Central to the score’s ethos is its treatment of time. Traditional musical structures often guide listeners through a linear progression of events; here, time is fractured, recursive, and indeterminate. Words are presented as fragments, echoes, and palimpsests, with their meanings emerging only in the interplay between performer, score, and audience. This temporality echoes the Derridean notion of différance, where meaning is never fully present but always deferred, existing in the interplay between elements.

This temporal disjunction creates a dynamic, unstable space where each performance becomes a unique act of interpretation. The tenor voice, in navigating this terrain, constructs a sonic narrative that is as much about absence and silence as it is about sound. The audience, in turn, becomes an active participant, filling in the gaps and imbuing the work with their own subjectivities.


Language as Continuum

Broke and Broken Cogita is a work that transcends the traditional boundaries of musical composition.

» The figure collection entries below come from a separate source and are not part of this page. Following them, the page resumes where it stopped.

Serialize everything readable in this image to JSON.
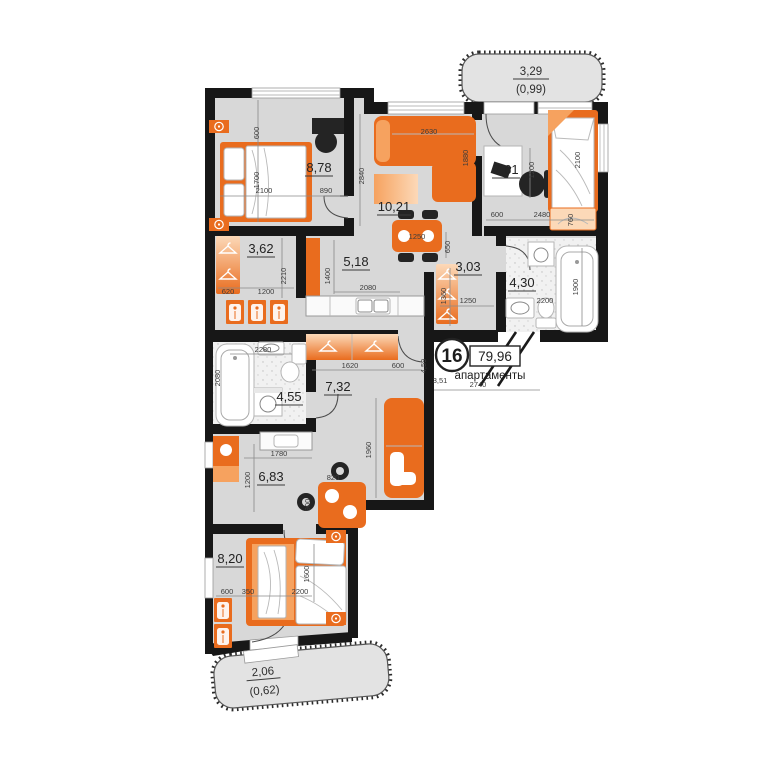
{
  "unit": {
    "number": "16",
    "area": "79,96",
    "type_label": "апартаменты"
  },
  "balconies": {
    "top": {
      "area": "3,29",
      "coeff": "(0,99)"
    },
    "bottom": {
      "area": "2,06",
      "coeff": "(0,62)"
    }
  },
  "rooms": {
    "bedroom1": "8,78",
    "living": "10,21",
    "bedroom2": "7,61",
    "dressing": "3,62",
    "kitchen": "5,18",
    "hall": "3,03",
    "bathroom1": "4,30",
    "corridor": "7,32",
    "bathroom2": "4,55",
    "kitchen_living": "6,83",
    "bedroom3": "8,20"
  },
  "dims": {
    "b1_600": "600",
    "b1_1700": "1700",
    "b1_2100": "2100",
    "b1_890": "890",
    "lv_2840": "2840",
    "lv_2630": "2630",
    "lv_1880": "1880",
    "b2_1200": "1200",
    "b2_600": "600",
    "b2_2480": "2480",
    "b2_2100": "2100",
    "b2_760": "760",
    "dr_620": "620",
    "dr_1200": "1200",
    "dr_2210": "2210",
    "k_1400": "1400",
    "k_2080": "2080",
    "k_1250": "1250",
    "k_650": "650",
    "h_1360": "1360",
    "h_1250": "1250",
    "ba1_1900": "1900",
    "ba1_2200": "2200",
    "ba2_2280": "2280",
    "ba2_2080": "2080",
    "c_1620": "1620",
    "c_600": "600",
    "c_459": "4,59",
    "c_351": "3,51",
    "c_2740": "2740",
    "c_1960": "1960",
    "k2_1780": "1780",
    "k2_1200": "1200",
    "k2_820": "820",
    "k2_900": "900",
    "b3_600": "600",
    "b3_350": "350",
    "b3_2200": "2200",
    "b3_1600": "1600"
  },
  "colors": {
    "accent": "#e96c1e",
    "accent-light": "#f6a25f",
    "accent-pale": "#fcd9b8",
    "floor": "#d8d8d8",
    "floor-light": "#f1f1f1",
    "wall": "#171717",
    "dim": "#3c3c3c",
    "balcony": "#e3e3e3"
  }
}
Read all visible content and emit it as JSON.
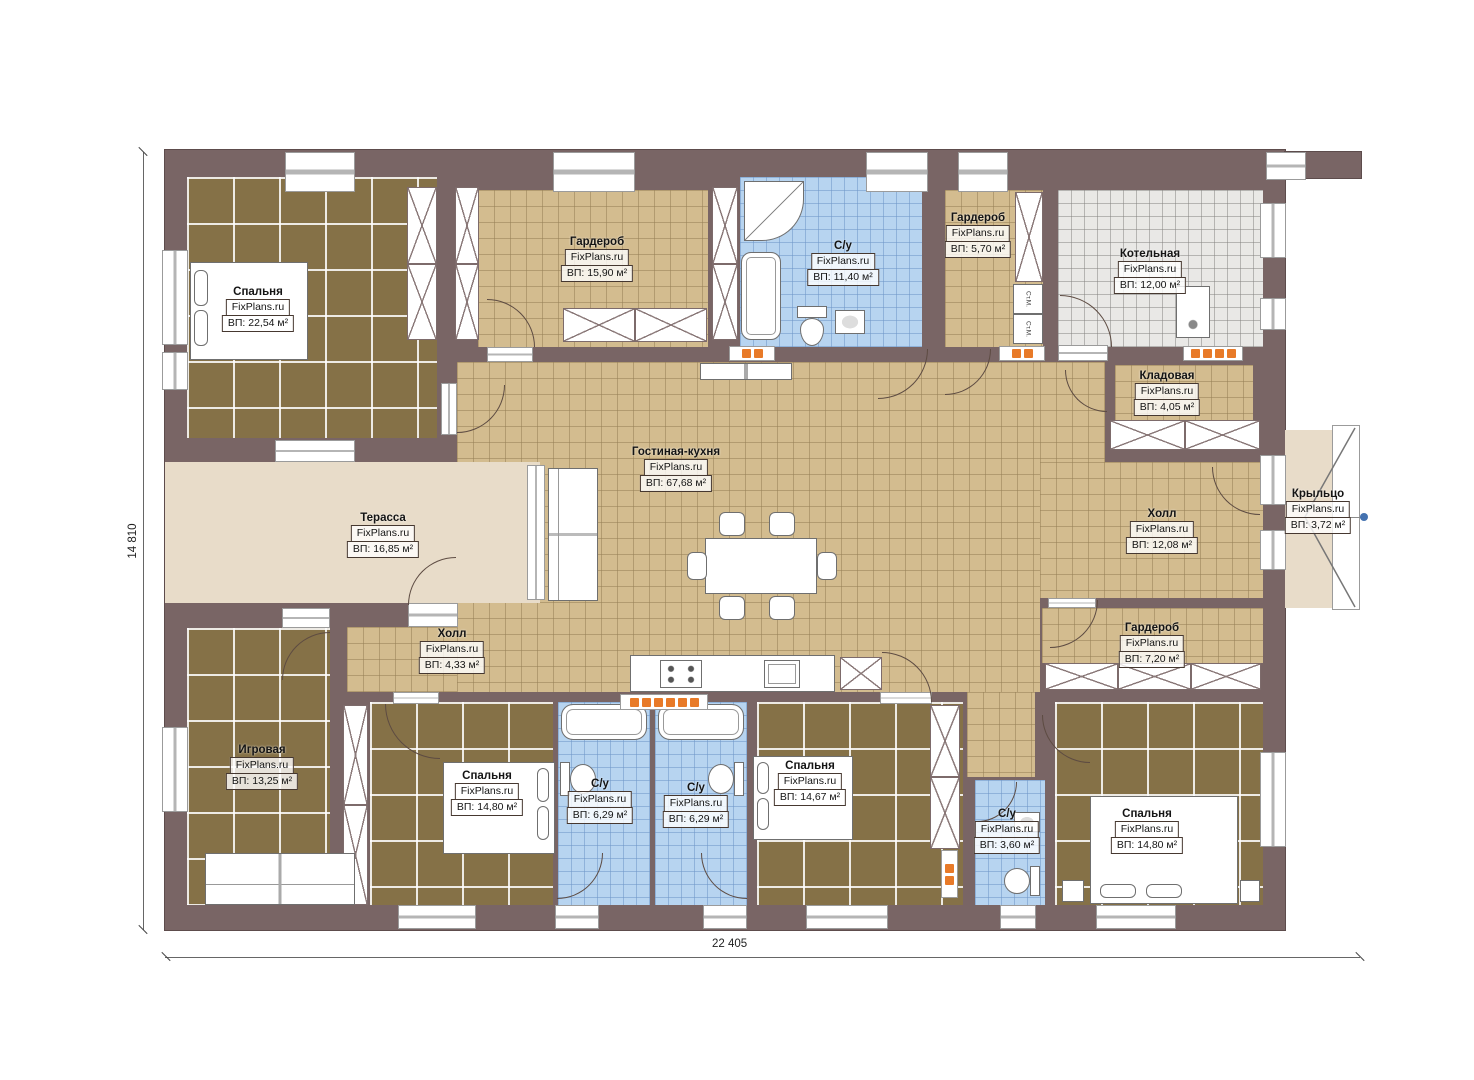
{
  "plan": {
    "site": "FixPlans.ru",
    "dimensions": {
      "width": "22 405",
      "height": "14 810"
    },
    "labels": {
      "washer": "Ст.М."
    },
    "colors": {
      "wall": "#796565",
      "wood_floor": "#857147",
      "tile_tan": "#d3bc8f",
      "tile_blue": "#b7d4f0",
      "tile_gray": "#e9e8e6",
      "deck": "#e8dcc9",
      "vent_orange": "#e87a28",
      "leader_dot_blue": "#4472b0"
    },
    "rooms": [
      {
        "name": "Спальня",
        "site": "FixPlans.ru",
        "area": "ВП: 22,54 м²"
      },
      {
        "name": "Гардероб",
        "site": "FixPlans.ru",
        "area": "ВП: 15,90 м²"
      },
      {
        "name": "С/у",
        "site": "FixPlans.ru",
        "area": "ВП: 11,40 м²"
      },
      {
        "name": "Гардероб",
        "site": "FixPlans.ru",
        "area": "ВП: 5,70 м²"
      },
      {
        "name": "Котельная",
        "site": "FixPlans.ru",
        "area": "ВП: 12,00 м²"
      },
      {
        "name": "Кладовая",
        "site": "FixPlans.ru",
        "area": "ВП: 4,05 м²"
      },
      {
        "name": "Гостиная-кухня",
        "site": "FixPlans.ru",
        "area": "ВП: 67,68 м²"
      },
      {
        "name": "Терасса",
        "site": "FixPlans.ru",
        "area": "ВП: 16,85 м²"
      },
      {
        "name": "Холл",
        "site": "FixPlans.ru",
        "area": "ВП: 12,08 м²"
      },
      {
        "name": "Крыльцо",
        "site": "FixPlans.ru",
        "area": "ВП: 3,72 м²"
      },
      {
        "name": "Холл",
        "site": "FixPlans.ru",
        "area": "ВП: 4,33 м²"
      },
      {
        "name": "Гардероб",
        "site": "FixPlans.ru",
        "area": "ВП: 7,20 м²"
      },
      {
        "name": "Игровая",
        "site": "FixPlans.ru",
        "area": "ВП: 13,25 м²"
      },
      {
        "name": "Спальня",
        "site": "FixPlans.ru",
        "area": "ВП: 14,80 м²"
      },
      {
        "name": "С/у",
        "site": "FixPlans.ru",
        "area": "ВП: 6,29 м²"
      },
      {
        "name": "С/у",
        "site": "FixPlans.ru",
        "area": "ВП: 6,29 м²"
      },
      {
        "name": "Спальня",
        "site": "FixPlans.ru",
        "area": "ВП: 14,67 м²"
      },
      {
        "name": "С/у",
        "site": "FixPlans.ru",
        "area": "ВП: 3,60 м²"
      },
      {
        "name": "Спальня",
        "site": "FixPlans.ru",
        "area": "ВП: 14,80 м²"
      }
    ]
  }
}
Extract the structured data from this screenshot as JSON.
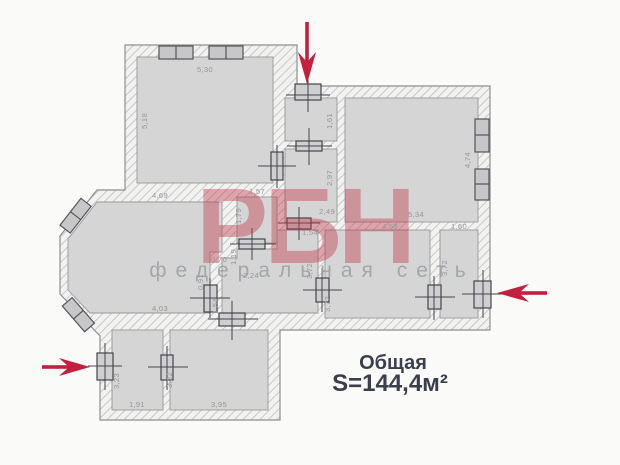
{
  "plan": {
    "summary": {
      "label": "Общая",
      "area": "S=144,4м²"
    },
    "watermark": {
      "brand": "РБН",
      "tagline": "федеральная сеть"
    },
    "dims": {
      "tl_w": "5,30",
      "tl_h": "5,18",
      "vest_h": "1,61",
      "hall_h": "2,97",
      "tr_h": "4,74",
      "tr_w": "5,34",
      "lv_top": "4,69",
      "lv_bottom": "4,03",
      "wc_w": "1,57",
      "wc_h": "1,79",
      "cor_w": "2,49",
      "door_w": "1,54",
      "f_w": "4,55",
      "g_w": "1,60",
      "cor_h": "3,72",
      "f_h": "3,72",
      "g_h": "3,72",
      "pass_w": "0,70",
      "pass_h": "1,19",
      "cor2_w": "2,24",
      "lv_door_a": "0,91",
      "lv_door_b": "1,54",
      "h_h": "3,23",
      "h_w": "1,91",
      "i_h": "3,22",
      "i_w": "3,95"
    },
    "colors": {
      "arrow_red": "#c41f3e",
      "watermark_pink": "#c23a4c",
      "tagline_gray": "#9aa0a1",
      "summary_text": "#3a3f4b",
      "room_fill": "#d5d5d6",
      "dim_text": "#97979a"
    }
  }
}
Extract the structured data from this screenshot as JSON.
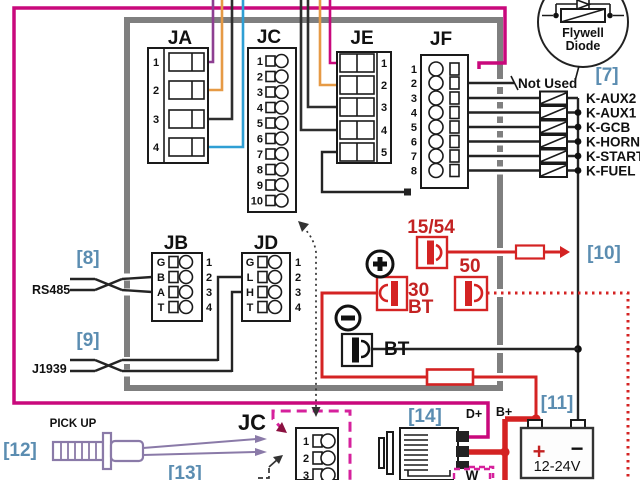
{
  "connectors": {
    "ja": {
      "label": "JA",
      "pins": [
        "1",
        "2",
        "3",
        "4"
      ]
    },
    "jb": {
      "label": "JB",
      "letters": [
        "G",
        "B",
        "A",
        "T"
      ],
      "pins": [
        "1",
        "2",
        "3",
        "4"
      ]
    },
    "jc_top": {
      "label": "JC",
      "pins": [
        "1",
        "2",
        "3",
        "4",
        "5",
        "6",
        "7",
        "8",
        "9",
        "10"
      ]
    },
    "jd": {
      "label": "JD",
      "letters": [
        "G",
        "L",
        "H",
        "T"
      ],
      "pins": [
        "1",
        "2",
        "3",
        "4"
      ]
    },
    "je": {
      "label": "JE",
      "pins": [
        "1",
        "2",
        "3",
        "4",
        "5"
      ]
    },
    "jf": {
      "label": "JF",
      "pins": [
        "1",
        "2",
        "3",
        "4",
        "5",
        "6",
        "7",
        "8"
      ]
    },
    "jc_bottom": {
      "label": "JC",
      "pins": [
        "1",
        "2",
        "3"
      ]
    }
  },
  "relay_outputs": {
    "not_used": "Not Used",
    "labels": [
      "K-AUX2",
      "K-AUX1",
      "K-GCB",
      "K-HORN",
      "K-START",
      "K-FUEL"
    ]
  },
  "flywell_diode": {
    "line1": "Flywell",
    "line2": "Diode"
  },
  "callout_refs": {
    "r7": "[7]",
    "r8": "[8]",
    "r9": "[9]",
    "r10": "[10]",
    "r11": "[11]",
    "r12": "[12]",
    "r13": "[13]",
    "r14": "[14]"
  },
  "power": {
    "key_1554": "15/54",
    "key_50": "50",
    "batt_30": "30",
    "batt_30_bt": "BT",
    "bt_neg": "BT",
    "battery_plus": "+",
    "battery_minus": "−",
    "battery_voltage": "12-24V",
    "b_plus": "B+",
    "d_plus": "D+",
    "w": "W"
  },
  "comm_ports": {
    "rs485": "RS485",
    "j1939": "J1939"
  },
  "pickup": {
    "label": "PICK UP"
  },
  "colors": {
    "magenta": "#c9087c",
    "dashed_magenta": "#d6219c",
    "purple": "#8e3f92",
    "orange": "#e69a45",
    "blue_wire": "#2f9fd4",
    "red": "#d42323",
    "callout_blue": "#5b8db1",
    "border_gray": "#7f7f7f"
  }
}
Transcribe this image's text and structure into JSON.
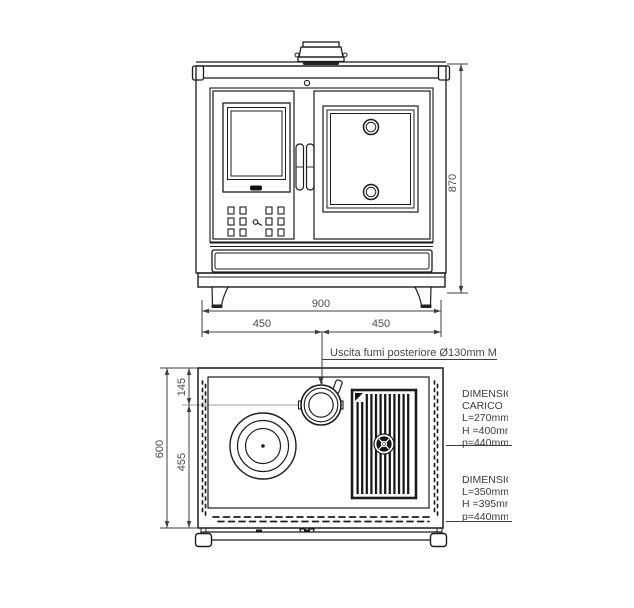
{
  "drawing": {
    "front_view": {
      "height_dim": "870",
      "width_dim": "900",
      "width_left_dim": "450",
      "width_right_dim": "450"
    },
    "plan_view": {
      "depth_dim": "600",
      "flue_center_dim": "145",
      "rear_dim": "455",
      "flue_label": "Uscita fumi posteriore Ø130mm M"
    },
    "spec_blocks": [
      {
        "lines": [
          "DIMENSIONI",
          "CARICO",
          "L=270mm",
          "H =400mm",
          "p=440mm"
        ]
      },
      {
        "lines": [
          "DIMENSIONI",
          "L=350mm",
          "H =395mm",
          "p=440mm"
        ]
      }
    ],
    "colors": {
      "line": "#1c1c1c",
      "dim_text": "#4d4d4d",
      "centerline": "#b5b5b5",
      "background": "#ffffff"
    }
  }
}
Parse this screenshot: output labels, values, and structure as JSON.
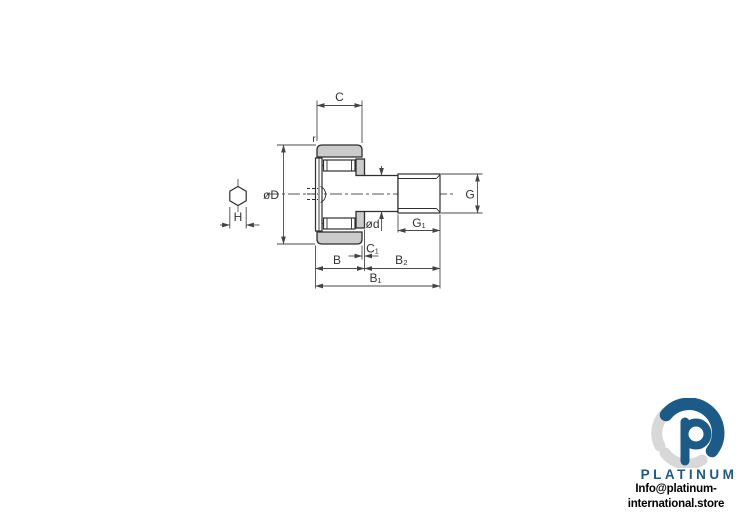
{
  "drawing": {
    "labels": {
      "c": "C",
      "r": "r",
      "od": "øD",
      "h": "H",
      "id": "ød",
      "g": "G",
      "g1": "G₁",
      "c1": "C₁",
      "b": "B",
      "b2": "B₂",
      "b1": "B₁"
    },
    "colors": {
      "part_fill": "#cbcbcb",
      "part_line": "#2e2e2e",
      "dim_line": "#4a4a4a",
      "text": "#333333",
      "background": "#ffffff"
    }
  },
  "branding": {
    "name": "PLATINUM",
    "email": "Info@platinum-international.store",
    "logo_blue": "#1c5a87",
    "logo_gray": "#d8d8d8"
  }
}
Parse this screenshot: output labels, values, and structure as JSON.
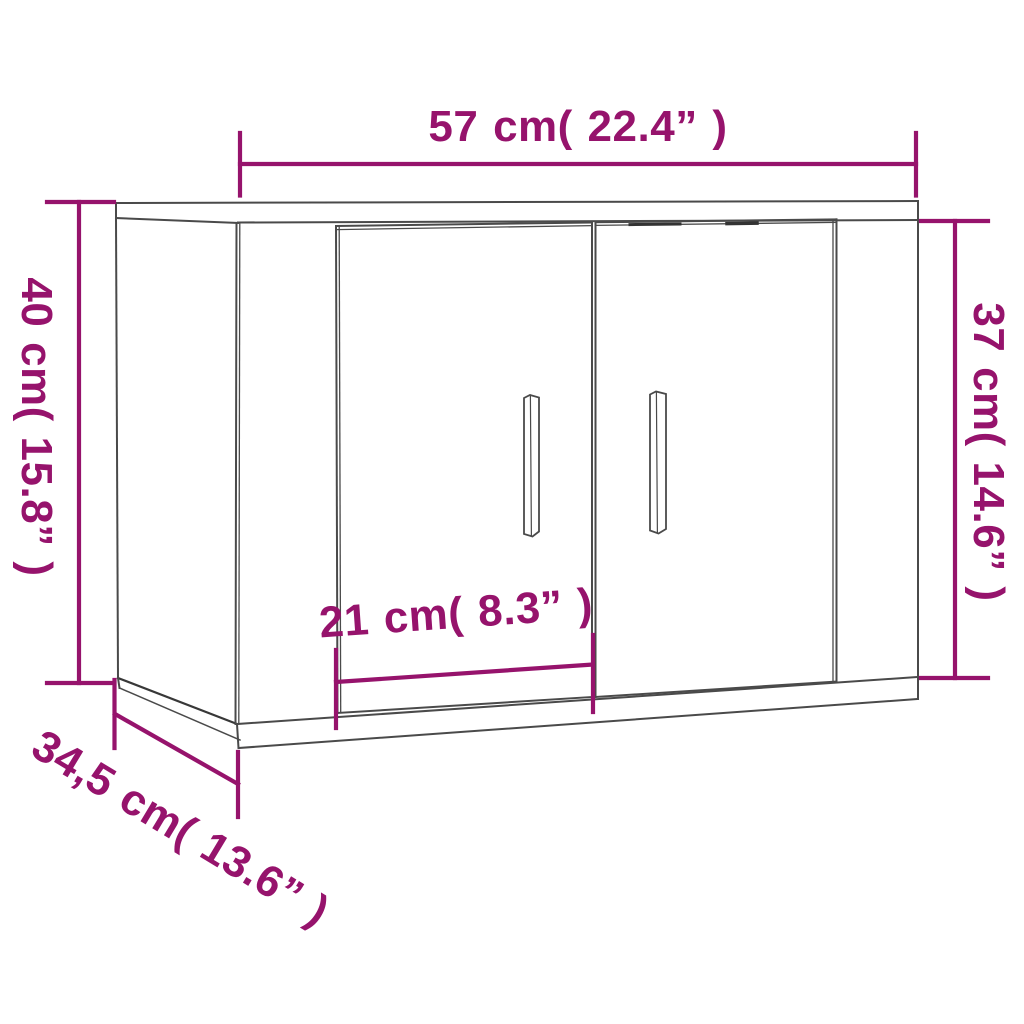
{
  "diagram": {
    "colors": {
      "dimension_accent": "#96136C",
      "outline": "#4A4A4A",
      "background": "#FFFFFF"
    },
    "dimensions": {
      "width": {
        "label": "57 cm( 22.4” )",
        "cm": "57",
        "inches": "22.4"
      },
      "height_back": {
        "label": "40 cm( 15.8” )",
        "cm": "40",
        "inches": "15.8"
      },
      "height_front": {
        "label": "37 cm( 14.6” )",
        "cm": "37",
        "inches": "14.6"
      },
      "door_width": {
        "label": "21 cm( 8.3” )",
        "cm": "21",
        "inches": "8.3"
      },
      "depth": {
        "label": "34,5 cm( 13.6” )",
        "cm": "34,5",
        "inches": "13.6"
      }
    }
  }
}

By placing language at its core, it invites a profound engagement with the resonant capacities of words—capacities that extend beyond their sonic or semantic properties to encompass the full spectrum of human experience. The score’s fractured, recursive structure mirrors the complexities of communication itself, offering a space for exploration, subversion, and reimagining.

In this interplay of sound, meaning, and performance, the composition asserts that language is not merely a tool of expression but a continuum—a dynamic system through which humanity articulates its deepest intimacies, its cultural legacies, and its infinite possibilities. Through this lens, Broke and Broken Cogita becomes more than a musical work; it is a profound meditation on the act of communication itself, a conversation between past and present, performer and audience, sound and silence.